Ганс нахмурился. Почему-то он рассердился на меня за этот вопрос. Рассердился, полез за сигаретами, долго щелкал зажигалкой, покуда она дала ему огня. Затянулся глубоко, пустил дым. А потом сказал мне, провожая взглядом синее колечко:

— Такие вопросы не задают, Санька.

Но этот разговор был у нас уже после.

А тогда, в день приезда, в первый вечер, мы сидели с ним оба за столом. Ма ушла в магазин ненадолго. А мы уселись за стол: я малевал цветными карандашами солдатиков, а Ганс чинил электроплитку. В ту пору как раз вошли в обиход электроплитки. Ма тоже обзавелась электроплиткой, а старый наш примус запрятала в кладовку на тот случай, если все же придется ехать на дачу. Но плитку-то мы купили, а спираль вскорости перегорела, новых же днем с огнем нигде не сыщешь. Вот и приходится старую, сгоревшую, приспосабливать наново — растягивать, лепить кусочек к кусочку, цеплять виток за виток…

Ганс вооружился плоскогубцами и пинцетом, расстелил на столе газету, поставил плитку и принялся в ней ковыряться. Деловито, спокойно. С видом доброго хозяина. Будто он приехал не сегодня. Будто приехал не с войны. Будто он вообще никуда не уезжал.

Он сидел за столом, чинил электроплитку и негромко мурлыкал себе под нос:

Аванти, пополо,
Алла рискосса,
Бандьера росса,
Бандьера росса…

Все еще продолжая малевать солдатиков, я стал подпевать ему. Ту же самую песню, однако по-русски:

Ты, знамя красное,
Свети, как пламя,
Свободы знамя,
Свободы знамя…

А потом, оторвавшись от бумаги, я внимательно через стол посмотрел на Ганса и спросил его. Напрямик:

— Значит, опять вас фашисты побили? Он прекратил свое мурлыканье, помолчал несколько секунд, вздохнул:

— Побили.

Спираль в его пальцах крошилась. Соединишь в одном месте — рвется в другом. Беда, право.

— Все это не просто, Санька… — сказал он чуть погодя. Там под конец такая была… нераз-бери-ха… Пфуй!

Все-таки некоторые русские слова ему еще с трудом давались. И плевался он еще по-немецки, а не по-русски. Не «тьфу», а «пфуй». Но это — дело наживное.

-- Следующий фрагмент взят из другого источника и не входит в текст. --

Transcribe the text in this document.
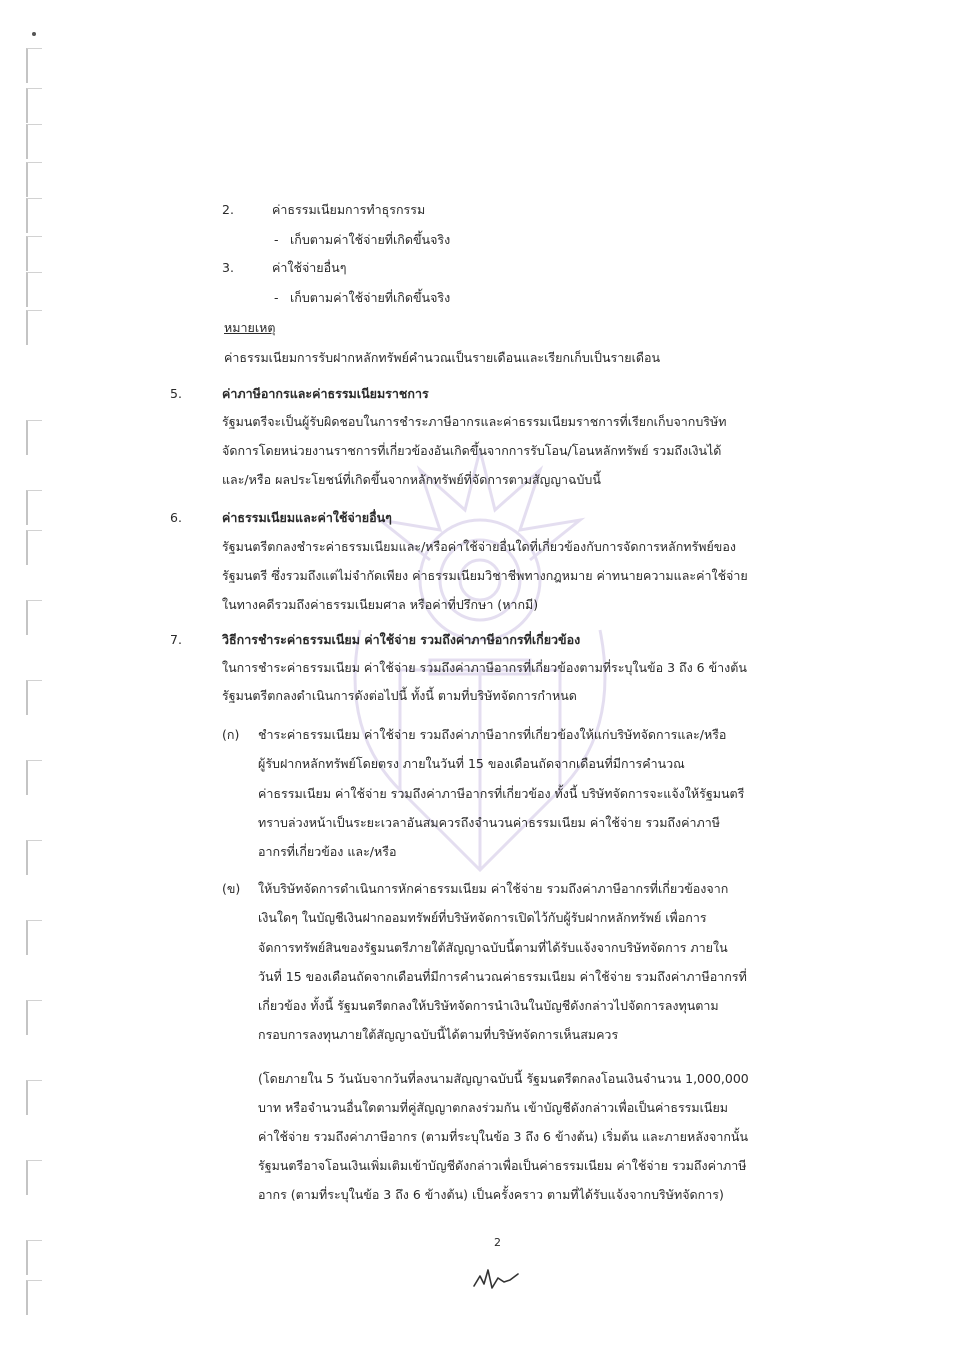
2.	ค่าธรรมเนียมการทำธุรกรรม
- เก็บตามค่าใช้จ่ายที่เกิดขึ้นจริง
3.	ค่าใช้จ่ายอื่นๆ
- เก็บตามค่าใช้จ่ายที่เกิดขึ้นจริง
หมายเหตุ
ค่าธรรมเนียมการรับฝากหลักทรัพย์คำนวณเป็นรายเดือนและเรียกเก็บเป็นรายเดือน
5.	ค่าภาษีอากรและค่าธรรมเนียมราชการ
รัฐมนตรีจะเป็นผู้รับผิดชอบในการชำระภาษีอากรและค่าธรรมเนียมราชการที่เรียกเก็บจากบริษัท
จัดการโดยหน่วยงานราชการที่เกี่ยวข้องอันเกิดขึ้นจากการรับโอน/โอนหลักทรัพย์ รวมถึงเงินได้
และ/หรือ ผลประโยชน์ที่เกิดขึ้นจากหลักทรัพย์ที่จัดการตามสัญญาฉบับนี้
6.	ค่าธรรมเนียมและค่าใช้จ่ายอื่นๆ
รัฐมนตรีตกลงชำระค่าธรรมเนียมและ/หรือค่าใช้จ่ายอื่นใดที่เกี่ยวข้องกับการจัดการหลักทรัพย์ของ
รัฐมนตรี ซึ่งรวมถึงแต่ไม่จำกัดเพียง ค่าธรรมเนียมวิชาชีพทางกฎหมาย ค่าทนายความและค่าใช้จ่าย
ในทางคดีรวมถึงค่าธรรมเนียมศาล หรือค่าที่ปรึกษา (หากมี)
7.	วิธีการชำระค่าธรรมเนียม ค่าใช้จ่าย รวมถึงค่าภาษีอากรที่เกี่ยวข้อง
ในการชำระค่าธรรมเนียม ค่าใช้จ่าย รวมถึงค่าภาษีอากรที่เกี่ยวข้องตามที่ระบุในข้อ 3 ถึง 6 ข้างต้น
รัฐมนตรีตกลงดำเนินการดังต่อไปนี้ ทั้งนี้ ตามที่บริษัทจัดการกำหนด
(ก) ชำระค่าธรรมเนียม ค่าใช้จ่าย รวมถึงค่าภาษีอากรที่เกี่ยวข้องให้แก่บริษัทจัดการและ/หรือ
ผู้รับฝากหลักทรัพย์โดยตรง ภายในวันที่ 15 ของเดือนถัดจากเดือนที่มีการคำนวณ
ค่าธรรมเนียม ค่าใช้จ่าย รวมถึงค่าภาษีอากรที่เกี่ยวข้อง ทั้งนี้ บริษัทจัดการจะแจ้งให้รัฐมนตรี
ทราบล่วงหน้าเป็นระยะเวลาอันสมควรถึงจำนวนค่าธรรมเนียม ค่าใช้จ่าย รวมถึงค่าภาษี
อากรที่เกี่ยวข้อง และ/หรือ
(ข) ให้บริษัทจัดการดำเนินการหักค่าธรรมเนียม ค่าใช้จ่าย รวมถึงค่าภาษีอากรที่เกี่ยวข้องจาก
เงินใดๆ ในบัญชีเงินฝากออมทรัพย์ที่บริษัทจัดการเปิดไว้กับผู้รับฝากหลักทรัพย์ เพื่อการ
จัดการทรัพย์สินของรัฐมนตรีภายใต้สัญญาฉบับนี้ตามที่ได้รับแจ้งจากบริษัทจัดการ ภายใน
วันที่ 15 ของเดือนถัดจากเดือนที่มีการคำนวณค่าธรรมเนียม ค่าใช้จ่าย รวมถึงค่าภาษีอากรที่
เกี่ยวข้อง ทั้งนี้ รัฐมนตรีตกลงให้บริษัทจัดการนำเงินในบัญชีดังกล่าวไปจัดการลงทุนตาม
กรอบการลงทุนภายใต้สัญญาฉบับนี้ได้ตามที่บริษัทจัดการเห็นสมควร
(โดยภายใน 5 วันนับจากวันที่ลงนามสัญญาฉบับนี้ รัฐมนตรีตกลงโอนเงินจำนวน 1,000,000
บาท หรือจำนวนอื่นใดตามที่คู่สัญญาตกลงร่วมกัน เข้าบัญชีดังกล่าวเพื่อเป็นค่าธรรมเนียม
ค่าใช้จ่าย รวมถึงค่าภาษีอากร (ตามที่ระบุในข้อ 3 ถึง 6 ข้างต้น) เริ่มต้น และภายหลังจากนั้น
รัฐมนตรีอาจโอนเงินเพิ่มเติมเข้าบัญชีดังกล่าวเพื่อเป็นค่าธรรมเนียม ค่าใช้จ่าย รวมถึงค่าภาษี
อากร (ตามที่ระบุในข้อ 3 ถึง 6 ข้างต้น) เป็นครั้งคราว ตามที่ได้รับแจ้งจากบริษัทจัดการ)
2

Он досадливо поморщился. А потом его лицо внезапно посветлело:

— Но сначала, Санька, мы им дали прикурить, фашистам! — Кулак его тяжко грохнул по столу. — Мы им так давали прикурить — мамата миа, мамочка моя!.. Мы тогда не сомневались, что они не пройдут. А мы пройдем — пасаремос!..

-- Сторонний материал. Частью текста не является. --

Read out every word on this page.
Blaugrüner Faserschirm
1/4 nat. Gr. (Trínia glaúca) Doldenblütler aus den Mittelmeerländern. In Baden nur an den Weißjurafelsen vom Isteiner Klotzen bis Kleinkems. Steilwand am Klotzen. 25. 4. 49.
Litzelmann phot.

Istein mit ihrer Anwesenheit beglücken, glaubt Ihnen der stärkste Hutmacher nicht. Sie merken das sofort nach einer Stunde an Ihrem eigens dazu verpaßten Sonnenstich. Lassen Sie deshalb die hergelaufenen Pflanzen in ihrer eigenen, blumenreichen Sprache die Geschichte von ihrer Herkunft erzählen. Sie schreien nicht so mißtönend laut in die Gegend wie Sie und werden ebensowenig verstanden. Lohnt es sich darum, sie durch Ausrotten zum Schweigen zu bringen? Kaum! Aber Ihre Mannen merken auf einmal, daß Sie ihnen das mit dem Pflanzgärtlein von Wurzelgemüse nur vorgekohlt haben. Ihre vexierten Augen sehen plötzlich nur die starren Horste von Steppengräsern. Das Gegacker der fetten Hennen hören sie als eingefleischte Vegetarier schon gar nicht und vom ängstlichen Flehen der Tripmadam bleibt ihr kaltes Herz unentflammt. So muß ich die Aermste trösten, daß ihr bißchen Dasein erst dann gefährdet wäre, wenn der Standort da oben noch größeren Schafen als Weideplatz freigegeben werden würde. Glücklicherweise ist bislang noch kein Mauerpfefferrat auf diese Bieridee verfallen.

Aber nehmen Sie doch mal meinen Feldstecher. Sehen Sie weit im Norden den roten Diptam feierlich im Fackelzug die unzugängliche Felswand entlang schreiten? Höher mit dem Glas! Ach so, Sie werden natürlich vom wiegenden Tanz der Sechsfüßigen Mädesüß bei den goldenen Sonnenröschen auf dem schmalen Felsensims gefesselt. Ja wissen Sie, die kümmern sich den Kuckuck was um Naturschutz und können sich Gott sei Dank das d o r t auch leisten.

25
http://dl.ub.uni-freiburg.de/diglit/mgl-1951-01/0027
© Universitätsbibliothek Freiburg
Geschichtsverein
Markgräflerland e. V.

Меня нисколько не озадачивали испанские словечки в речи Ганса Мюллера. Потому что не было в ту пору человека, который бы не знал, что такое «но пасаран» — «они не пройдут» и что такое «пасаремос» — «мы пройдем».

Только вот иначе вышло. О, как все это вышло наоборот, смертельно наоборот!..

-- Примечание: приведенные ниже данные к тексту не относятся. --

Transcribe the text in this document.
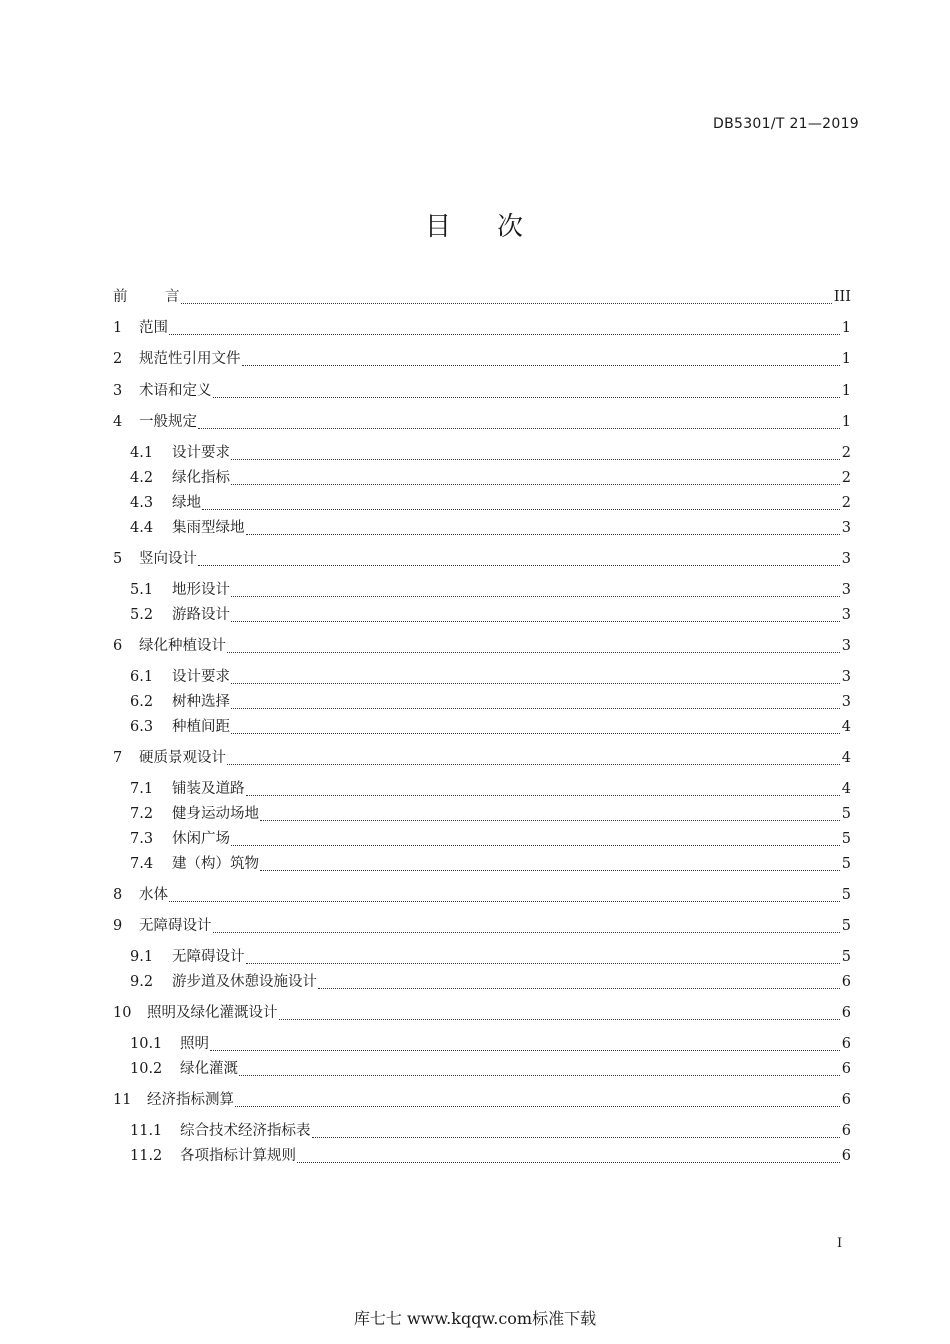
DB5301/T 21—2019
目 次
前　　 言	III
1	范围	1
2	规范性引用文件	1
3	术语和定义	1
4	一般规定	1
4.1	设计要求	2
4.2	绿化指标	2
4.3	绿地	2
4.4	集雨型绿地	3
5	竖向设计	3
5.1	地形设计	3
5.2	游路设计	3
6	绿化种植设计	3
6.1	设计要求	3
6.2	树种选择	3
6.3	种植间距	4
7	硬质景观设计	4
7.1	铺装及道路	4
7.2	健身运动场地	5
7.3	休闲广场	5
7.4	建（构）筑物	5
8	水体	5
9	无障碍设计	5
9.1	无障碍设计	5
9.2	游步道及休憩设施设计	6
10	照明及绿化灌溉设计	6
10.1	照明	6
10.2	绿化灌溉	6
11	经济指标测算	6
11.1	综合技术经济指标表	6
11.2	各项指标计算规则	6
I
库七七 www.kqqw.com标准下载
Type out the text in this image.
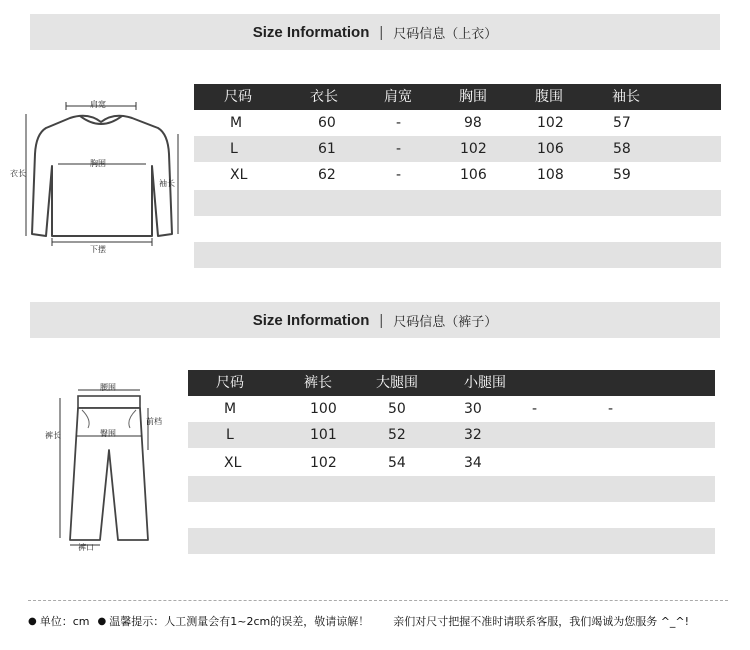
Size Information | 尺码信息（上衣）
肩宽
胸围
衣长
袖长
下摆
尺码	衣长	肩宽	胸围	腹围	袖长
M	60	-	98	102	57
L	61	-	102	106	58
XL	62	-	106	108	59
Size Information | 尺码信息（裤子）
腰围
臀围
裤长
前档
裤口
尺码	裤长	大腿围	小腿围
M	100	50	30	-	-
L	101	52	32
XL	102	54	34
● 单位：cm ● 温馨提示：人工测量会有1~2cm的误差，敬请谅解！ 亲们对尺寸把握不准时请联系客服，我们竭诚为您服务 ^_^!
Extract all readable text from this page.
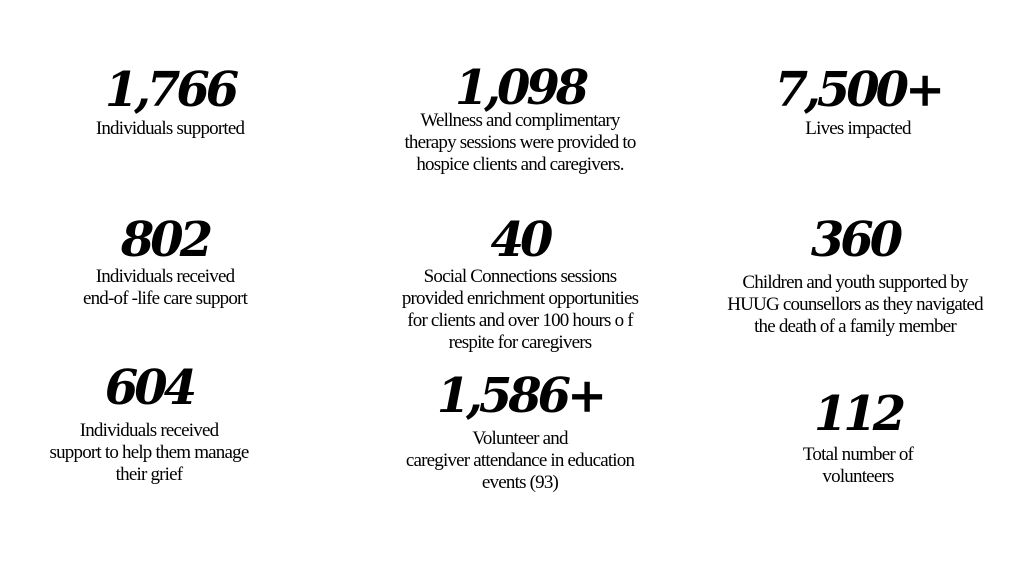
1,766
Individuals supported
802
Individuals received
end-of -life care support
604
Individuals received
support to help them manage
their grief
1,098
Wellness and complimentary
therapy sessions were provided to
hospice clients and caregivers.
40
Social Connections sessions
provided enrichment opportunities
for clients and over 100 hours o f
respite for caregivers
1,586+
Volunteer and
caregiver attendance in education
events (93)
7,500+
Lives impacted
360
Children and youth supported by
HUUG counsellors as they navigated
the death of a family member
112
Total number of
volunteers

— Там у нас, Санька, были хорошие ребята, — волнуясь, говорил Ганс. — Испанцы. Интербригадовцы. А лучше всех, Санька, были русские ребята…

Он вдруг поднес палец к губам и продолжал почти шепотом:

— Знаешь, кто там у нас был?

Он отставил плитку в сторону, ладонью смел окалину с газеты.

— Где твой портфель?

Я мигом соскочил со стула, кинулся в другую комнату, приволок оттуда свой видавший виды, послуживший службу портфель.

Ганс расстегнул замок, разинул утробу этого портфеля, стал перебирать корешки учебников. Пальцы его при этом мелко дрожали: все-таки вымотала человека воина.

— Вот…

Он извлек из портфеля обтрепанный учебник «История СССР», начал его торопливо листать.

— Ты его видел однажды… Только он у нас недолго был. А то бы…

Сердце мое заныло в недобром предчувствии. Противный озноб пробежал по спине.

— Вот…

Он нашел страницу.

Четкий текст на этой странице углом огибал белое поле.

На этом белом поле раньше, прежде, когда-то был портрет. Портрет командарма.

А теперь на этом белом поле был густо заштрихованный лиловыми чернилами слева направо, и сверху вниз, и еще наискосок, пропитавший страницу насквозь, кое-где продранный пером, беспросветный, как повязка слепца, квадрат.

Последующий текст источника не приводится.